Seminal Manding-Jazz session from the leading saxophonist of Guinea’s golden age.
Recorded in 1991 and unavailable on vinyl until now, “Matchowé” is one of the most important “Afro Jazz” sessions recorded - the culmination of a lifetime’s work investigating the intersection between the American jazz tradition and the traditional rhythms of Guinea.
Drawing influences from Charlie Parker and John Coltrane and blending them with the rhythms of the Soussou and Bagas ethnic groups of Guinea, Momo 'Wandel' Soumah (1926-2003) created a timeless sound over a 5-decade career that still resonates today.

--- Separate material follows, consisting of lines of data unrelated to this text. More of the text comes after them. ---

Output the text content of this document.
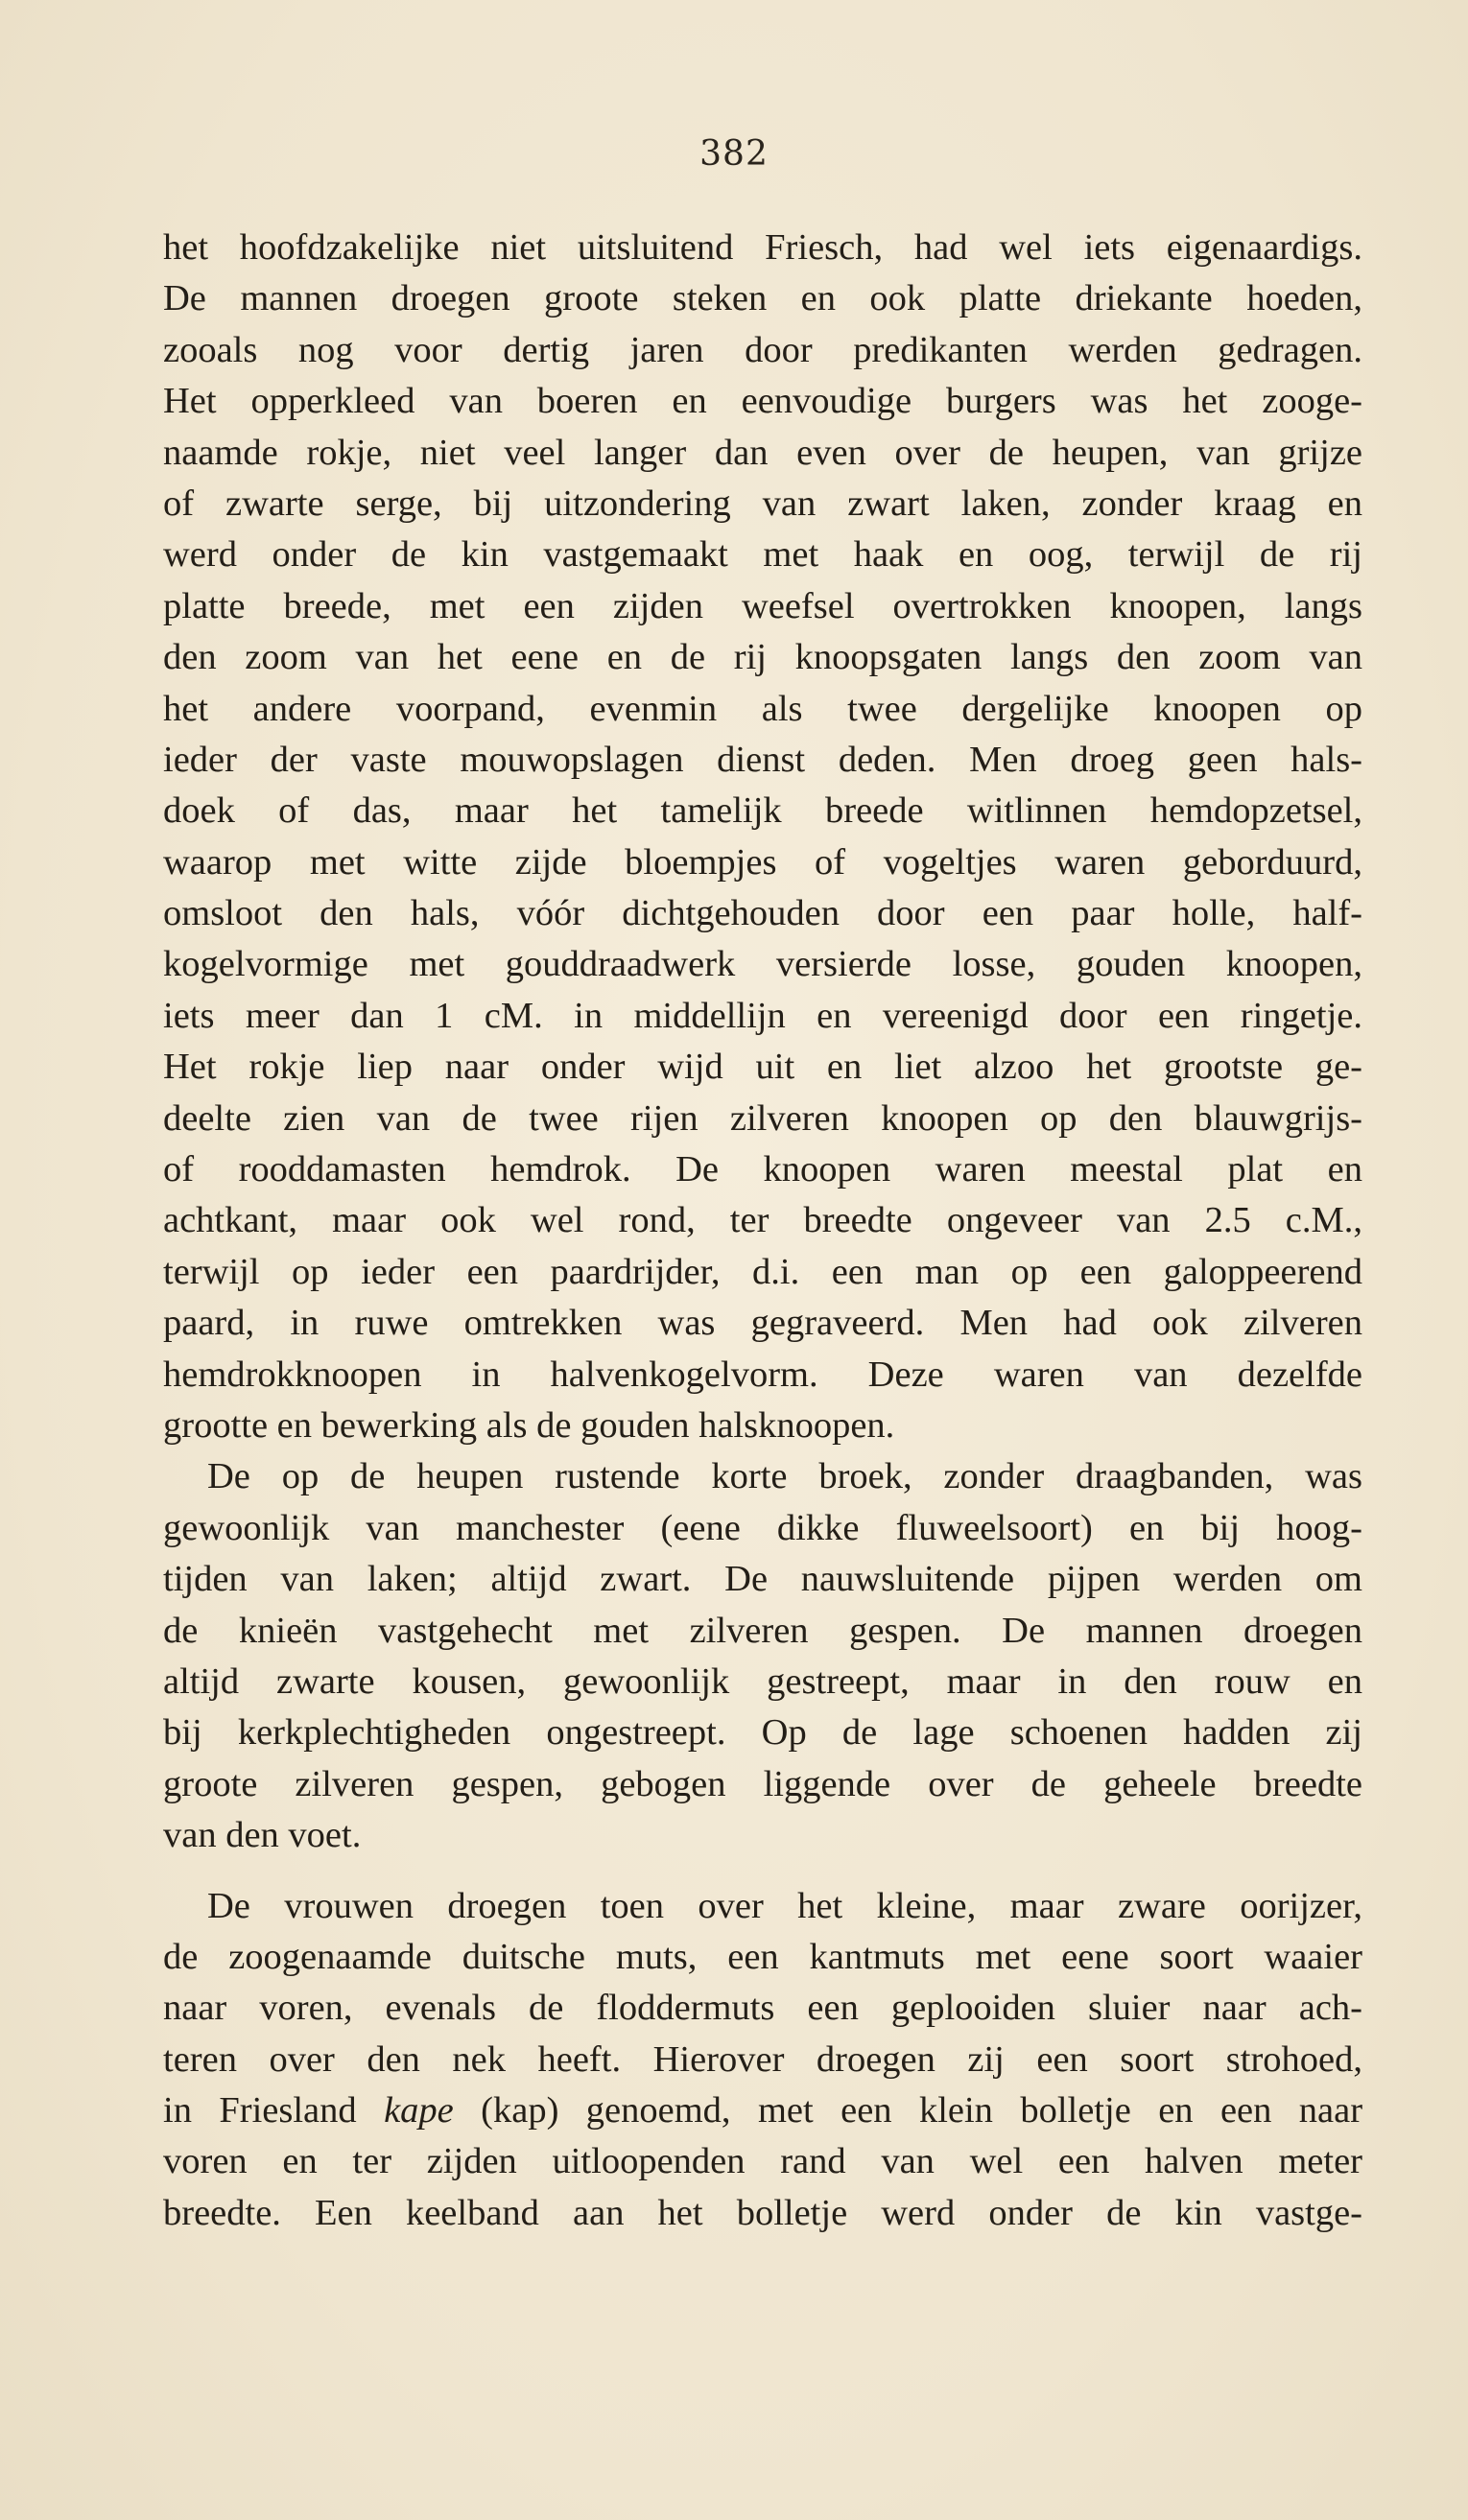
382
het hoofdzakelijke niet uitsluitend Friesch, had wel iets eigenaardigs.
De mannen droegen groote steken en ook platte driekante hoeden,
zooals nog voor dertig jaren door predikanten werden gedragen.
Het opperkleed van boeren en eenvoudige burgers was het zooge-
naamde rokje, niet veel langer dan even over de heupen, van grijze
of zwarte serge, bij uitzondering van zwart laken, zonder kraag en
werd onder de kin vastgemaakt met haak en oog, terwijl de rij
platte breede, met een zijden weefsel overtrokken knoopen, langs
den zoom van het eene en de rij knoopsgaten langs den zoom van
het andere voorpand, evenmin als twee dergelijke knoopen op
ieder der vaste mouwopslagen dienst deden. Men droeg geen hals-
doek of das, maar het tamelijk breede witlinnen hemdopzetsel,
waarop met witte zijde bloempjes of vogeltjes waren geborduurd,
omsloot den hals, vóór dichtgehouden door een paar holle, half-
kogelvormige met gouddraadwerk versierde losse, gouden knoopen,
iets meer dan 1 cM. in middellijn en vereenigd door een ringetje.
Het rokje liep naar onder wijd uit en liet alzoo het grootste ge-
deelte zien van de twee rijen zilveren knoopen op den blauwgrijs-
of rooddamasten hemdrok. De knoopen waren meestal plat en
achtkant, maar ook wel rond, ter breedte ongeveer van 2.5 c.M.,
terwijl op ieder een paardrijder, d.i. een man op een galoppeerend
paard, in ruwe omtrekken was gegraveerd. Men had ook zilveren
hemdrokknoopen in halvenkogelvorm. Deze waren van dezelfde
grootte en bewerking als de gouden halsknoopen.
De op de heupen rustende korte broek, zonder draagbanden, was
gewoonlijk van manchester (eene dikke fluweelsoort) en bij hoog-
tijden van laken; altijd zwart. De nauwsluitende pijpen werden om
de knieën vastgehecht met zilveren gespen. De mannen droegen
altijd zwarte kousen, gewoonlijk gestreept, maar in den rouw en
bij kerkplechtigheden ongestreept. Op de lage schoenen hadden zij
groote zilveren gespen, gebogen liggende over de geheele breedte
van den voet.
De vrouwen droegen toen over het kleine, maar zware oorijzer,
de zoogenaamde duitsche muts, een kantmuts met eene soort waaier
naar voren, evenals de floddermuts een geplooiden sluier naar ach-
teren over den nek heeft. Hierover droegen zij een soort strohoed,
in Friesland kape (kap) genoemd, met een klein bolletje en een naar
voren en ter zijden uitloopenden rand van wel een halven meter
breedte. Een keelband aan het bolletje werd onder de kin vastge-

Starting out playing the banjo in regional orchestras before moving to Conakry and teaching himself to play the clarinet in 1951, he came to the fore as part of the successful band Keletigui et ses Tambourins in the 60s - part of President Sekou Touré’s mission to revalorize traditional Guinean music by blending it with (similarly-communist) Cuban rhythms for the state-run Syliphone record label. With the beginning of the second Guinean Republic in 1985, Momo brought his life-long love of jazz to the traditional rhythms he had spent so much time researching.
Matchowé is not the first time this musical mixture had been attempted by Momo – he played and important part in the seminal 1976 “Musiques sans Paroles” album on Syliphone, Guinea’s state-funded record label – but it is perhaps his defining statement.